Study Guide

The Rules of Survival Family

By Nancy Werlin


As I write this, you are nine years old, too young to be told the full and true story of our family's past, let alone be exposed to my philosophizing about what it all meant. (P.1)

Even though Emmy has lived through the same events as her older siblings, she doesn't really know what their family life was like when she was a tiny tot. Matthew's writing it all down… perhaps so that she'll never get nostalgic and miss their mother.

And frankly, we kids were trying hard, too. We covered up for her, and we also did our best to surround Murdoch with appreciation and, well, love. We wanted him to want to be with us. We wanted him to want us. (9.3)

Murdoch is just some guy off the street, but the Walsh kids have pinned all their hopes and dreams on him. If they can just get him to be a part of their family, maybe everything will be okay.

I had never asked him directly before to take us all away. To keep that $1,800 and use it so we could all be together, away from Nikki. I could help a lot, I thought. It wouldn't be like I was asking Ben to take care of three small children by himself. (13.21)

Ben may dutifully send in his child support check every month, but he hasn't been a very active father in the kids' lives. Maybe he should step it up and start protecting them… or at least seeing them occasionally.

And if one day I meet a girl, I will take her home to meet Aunt Bobbie. I will explain how Aunt Bobbie took us in and sort of saved our lives. And Aunt Bobbie will glow, the way she does when you introduce her casually to your friends from school: Aunt Bobbie's my aunt, but she's also my mother. (22.2)

All of the kids have pretty much disowned Nikki as their maternal figure. Now Aunt Bobbie is the one that they refer to as their "real" mother because she actually acts the part.

He shrugged. "No. I am. Matthew, I haven't been much of a father to you. Or Callie. Don't think I don't know it. I just—I didn't know what to do." (33.33)

At least Ben realizes that he's been a no-show of a father. It's a little late in the game (after all, his two kids are teenagers now), but it's good that he's stepping up and taking responsibility. It's the least he could do.

It was Ben, hauling a Christmas tree, a five-footer. "Hi Matt." He smiled, even though behind the smile he looked a little nervous. "Bobbie told me it was okay to come over." (35.4)

Christmastime is for families, and all the Walsh kids are thrilled that Nikki won't be around this Christmas—because it's not like she's a kind and loving family member. It's better to just have her far, far away from them during this special time of year.

And I watched Aunt Bobbie smooth your hair from time to time.

All at once there were possibilities in our little world, and they were near enough to smell and touch. (35.22-23)

Emmy's never grown up with a healthy attachment to her mother, Nikki, but now it looks like she'll have a chance to bond with a real maternal figure.
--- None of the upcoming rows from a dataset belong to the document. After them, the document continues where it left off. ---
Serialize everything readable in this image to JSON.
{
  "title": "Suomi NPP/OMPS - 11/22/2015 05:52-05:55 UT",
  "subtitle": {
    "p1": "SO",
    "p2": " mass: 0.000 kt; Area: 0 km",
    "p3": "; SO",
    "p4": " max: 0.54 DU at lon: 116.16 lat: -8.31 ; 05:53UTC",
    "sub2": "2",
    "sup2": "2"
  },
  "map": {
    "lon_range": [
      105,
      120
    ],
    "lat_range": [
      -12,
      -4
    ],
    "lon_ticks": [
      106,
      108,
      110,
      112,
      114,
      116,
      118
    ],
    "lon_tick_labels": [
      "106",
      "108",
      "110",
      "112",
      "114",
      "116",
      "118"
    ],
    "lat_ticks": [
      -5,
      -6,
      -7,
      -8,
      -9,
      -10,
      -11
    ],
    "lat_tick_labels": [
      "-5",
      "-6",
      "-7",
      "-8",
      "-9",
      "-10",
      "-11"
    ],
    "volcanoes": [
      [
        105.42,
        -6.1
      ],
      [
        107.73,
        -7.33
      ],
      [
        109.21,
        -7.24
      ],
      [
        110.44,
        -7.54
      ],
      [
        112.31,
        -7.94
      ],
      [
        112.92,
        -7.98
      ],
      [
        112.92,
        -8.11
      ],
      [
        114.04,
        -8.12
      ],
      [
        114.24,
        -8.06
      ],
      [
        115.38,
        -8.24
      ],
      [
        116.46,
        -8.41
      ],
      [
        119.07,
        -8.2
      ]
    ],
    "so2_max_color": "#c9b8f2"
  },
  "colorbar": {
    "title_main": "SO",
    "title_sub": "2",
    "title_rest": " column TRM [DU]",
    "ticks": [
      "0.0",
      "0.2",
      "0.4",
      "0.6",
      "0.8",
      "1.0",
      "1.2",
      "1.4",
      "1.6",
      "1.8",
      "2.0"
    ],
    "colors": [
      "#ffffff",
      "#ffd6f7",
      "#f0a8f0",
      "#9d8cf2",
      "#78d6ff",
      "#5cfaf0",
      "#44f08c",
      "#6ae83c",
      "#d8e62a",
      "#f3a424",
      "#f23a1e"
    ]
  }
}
Aunt Bobbie seems suddenly willing to step into that role and to protect the kids like a strong mama bear.

I had not known Ben could sing, but he had a nice voice. Aunt Bobbie croaked like a frog. We all laughed at her, and she said, "I can't help it!" and sang even louder, to punish us.

This was our real family, at Christmastime. (25.25-26)

When Matthew thinks back on charming family memories, he doesn't allow Nikki to be a part of it. She may be his biological mother, but she isn't a part of his "real" family—that family is made up of the people who actually care about his best interests.

While Nikki served her time, Aunt Bobbie and Ben were busy making plans for us, figuring things out for the future. It felt odd to have these two adults taking charge, when always before I had been so alone. (40.1)

All this time, Matthew has had to take on the role of the adult protector for his younger siblings, even though he's still a kid. It's weird to suddenly relinquish his parental role to adults who are more suited to taking care of a bunch of kids.

I am leaving Callie behind too, of course. In some ways this feels less important than leaving you, because Callie has made her home with Ben these past years. But in others, it's huge, because she is still Callie, still my partner. We spent all those years knowing, at a glance, what the other was thinking or feeling. (52.5)

Callie and Matthew don't even live in the same house anymore, but that doesn't mean that they're not partners in crime and close siblings. They went through some super bad times together, and they'll never forget that.